Part of the problem may also be caused by the nature of democratic politics. The current system produces lots of partisan competition, procrastination, and obstruction – and may not foster the spirit of mutual sacrifice that budget-balancing requires.

“The regular political process has been incapable of dealing with long-term fiscal issues,” concludes a Feb. 19 joint statement from a bipartisan group of Washington budget experts.

A promise to cut

President Obama says he will cut the long-term gap in half by the end of his first term. Much of his projected savings may come from money saved by winding down the war in Iraq, and an increase in taxes on the wealthy. Obama aides have also hinted at Medicare changes.

Of course, right now red ink isn’t the nation’s biggest economic problem. With the recession deepening, Washington continues to increase federal spending at an unprecedented rate in an effort to stabilize the financial sector, rescue key industries, and stimulate US economic activity.

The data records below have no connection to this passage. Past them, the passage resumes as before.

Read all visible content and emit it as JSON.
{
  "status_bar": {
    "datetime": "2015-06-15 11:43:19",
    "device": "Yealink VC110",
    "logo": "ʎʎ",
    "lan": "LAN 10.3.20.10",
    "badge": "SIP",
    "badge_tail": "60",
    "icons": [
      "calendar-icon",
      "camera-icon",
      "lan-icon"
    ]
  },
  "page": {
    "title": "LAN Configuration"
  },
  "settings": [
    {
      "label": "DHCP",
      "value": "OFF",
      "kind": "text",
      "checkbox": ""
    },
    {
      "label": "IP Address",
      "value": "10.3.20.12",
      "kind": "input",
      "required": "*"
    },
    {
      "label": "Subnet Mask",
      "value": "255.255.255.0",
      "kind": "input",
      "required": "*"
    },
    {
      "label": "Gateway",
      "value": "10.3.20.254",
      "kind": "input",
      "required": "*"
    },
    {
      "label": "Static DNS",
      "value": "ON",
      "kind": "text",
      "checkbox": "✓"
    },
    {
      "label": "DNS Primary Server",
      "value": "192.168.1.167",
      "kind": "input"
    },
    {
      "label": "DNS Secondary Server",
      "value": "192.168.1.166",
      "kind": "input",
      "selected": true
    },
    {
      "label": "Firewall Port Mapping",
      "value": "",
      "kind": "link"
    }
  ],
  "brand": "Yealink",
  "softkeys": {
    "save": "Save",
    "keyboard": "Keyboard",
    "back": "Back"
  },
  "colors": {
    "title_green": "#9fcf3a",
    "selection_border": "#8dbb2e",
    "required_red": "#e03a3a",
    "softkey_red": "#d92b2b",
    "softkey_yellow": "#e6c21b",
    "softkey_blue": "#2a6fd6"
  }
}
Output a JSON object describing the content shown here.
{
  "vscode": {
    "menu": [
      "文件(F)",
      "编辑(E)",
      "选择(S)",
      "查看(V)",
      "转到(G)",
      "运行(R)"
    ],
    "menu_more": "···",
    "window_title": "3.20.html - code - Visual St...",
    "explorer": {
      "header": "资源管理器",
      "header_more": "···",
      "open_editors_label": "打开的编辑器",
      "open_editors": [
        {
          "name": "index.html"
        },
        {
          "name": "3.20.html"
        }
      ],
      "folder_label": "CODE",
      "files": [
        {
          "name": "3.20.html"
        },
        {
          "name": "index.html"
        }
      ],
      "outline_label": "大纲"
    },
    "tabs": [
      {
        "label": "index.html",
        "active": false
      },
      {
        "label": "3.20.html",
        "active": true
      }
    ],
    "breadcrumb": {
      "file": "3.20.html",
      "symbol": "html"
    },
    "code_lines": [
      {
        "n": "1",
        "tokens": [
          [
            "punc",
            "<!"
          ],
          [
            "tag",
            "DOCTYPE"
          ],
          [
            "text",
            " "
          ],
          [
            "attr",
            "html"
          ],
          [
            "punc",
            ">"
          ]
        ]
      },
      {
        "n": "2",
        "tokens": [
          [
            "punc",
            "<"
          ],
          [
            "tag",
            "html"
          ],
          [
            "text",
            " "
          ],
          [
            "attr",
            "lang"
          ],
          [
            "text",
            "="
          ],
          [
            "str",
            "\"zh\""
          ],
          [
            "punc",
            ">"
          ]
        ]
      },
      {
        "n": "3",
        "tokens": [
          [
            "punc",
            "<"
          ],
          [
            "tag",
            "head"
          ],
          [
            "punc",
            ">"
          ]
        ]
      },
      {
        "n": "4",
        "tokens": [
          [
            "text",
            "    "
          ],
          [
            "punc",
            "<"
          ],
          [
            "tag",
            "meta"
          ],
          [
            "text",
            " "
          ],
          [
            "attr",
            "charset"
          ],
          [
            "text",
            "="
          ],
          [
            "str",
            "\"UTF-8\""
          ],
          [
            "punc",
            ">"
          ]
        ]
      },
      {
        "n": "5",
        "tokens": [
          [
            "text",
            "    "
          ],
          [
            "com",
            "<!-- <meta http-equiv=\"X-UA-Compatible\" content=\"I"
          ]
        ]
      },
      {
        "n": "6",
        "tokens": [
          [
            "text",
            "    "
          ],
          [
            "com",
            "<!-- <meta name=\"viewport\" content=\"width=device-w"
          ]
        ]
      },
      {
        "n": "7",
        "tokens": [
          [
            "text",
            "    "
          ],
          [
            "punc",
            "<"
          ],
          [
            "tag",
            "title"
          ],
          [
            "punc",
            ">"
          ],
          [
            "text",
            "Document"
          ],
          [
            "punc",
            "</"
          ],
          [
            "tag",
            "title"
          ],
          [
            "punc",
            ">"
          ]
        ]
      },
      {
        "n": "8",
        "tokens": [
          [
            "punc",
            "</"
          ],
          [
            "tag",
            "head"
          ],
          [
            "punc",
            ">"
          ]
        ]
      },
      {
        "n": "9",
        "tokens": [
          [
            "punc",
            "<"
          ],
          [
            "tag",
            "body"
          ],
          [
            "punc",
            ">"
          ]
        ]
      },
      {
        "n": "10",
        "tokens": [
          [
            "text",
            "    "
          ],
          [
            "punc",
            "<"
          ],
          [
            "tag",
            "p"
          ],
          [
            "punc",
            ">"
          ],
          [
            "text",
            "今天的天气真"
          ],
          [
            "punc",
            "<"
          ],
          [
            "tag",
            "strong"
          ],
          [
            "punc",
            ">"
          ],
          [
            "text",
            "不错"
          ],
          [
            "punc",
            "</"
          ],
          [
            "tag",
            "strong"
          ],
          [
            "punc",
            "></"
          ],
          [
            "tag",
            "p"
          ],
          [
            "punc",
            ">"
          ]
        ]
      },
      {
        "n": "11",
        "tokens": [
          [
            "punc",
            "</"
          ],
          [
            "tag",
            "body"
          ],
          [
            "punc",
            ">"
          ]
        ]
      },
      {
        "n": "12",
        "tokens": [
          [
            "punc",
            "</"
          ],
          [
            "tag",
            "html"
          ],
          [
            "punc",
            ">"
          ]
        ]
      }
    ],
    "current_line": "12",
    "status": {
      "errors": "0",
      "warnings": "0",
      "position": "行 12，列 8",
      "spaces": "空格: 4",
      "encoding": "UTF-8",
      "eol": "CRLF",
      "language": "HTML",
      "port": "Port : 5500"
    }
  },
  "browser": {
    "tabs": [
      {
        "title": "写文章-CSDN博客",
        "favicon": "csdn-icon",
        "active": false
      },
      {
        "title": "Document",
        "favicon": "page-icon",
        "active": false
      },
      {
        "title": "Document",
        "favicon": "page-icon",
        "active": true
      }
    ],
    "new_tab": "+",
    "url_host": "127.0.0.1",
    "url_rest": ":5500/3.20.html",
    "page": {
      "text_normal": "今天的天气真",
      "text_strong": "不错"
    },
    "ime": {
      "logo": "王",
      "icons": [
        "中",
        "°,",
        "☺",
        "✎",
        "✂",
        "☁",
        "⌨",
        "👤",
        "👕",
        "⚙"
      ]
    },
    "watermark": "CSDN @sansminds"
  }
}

The deficit for fiscal year 2009 could hit $2 trillion, and will almost certainly surpass 8.3 percent of US gross domestic product, the highest such figure since World War II.

Adjusting for likely economic events and policy interactions, the 10-year deficit may be $10.2 trillion, or 5.5 percent of GDP, according to projections by economists William Gale of the Brookings Institution in Washington and Alan Auerbach of the University of California, Berkeley.

Beyond that, the gap continues as far as the eye can see. Mr. Gale and Mr. Auerbach judge that current policy, if it continues, produces a permanent gap between revenue and expenditures of 4 to 9 percent of GDP.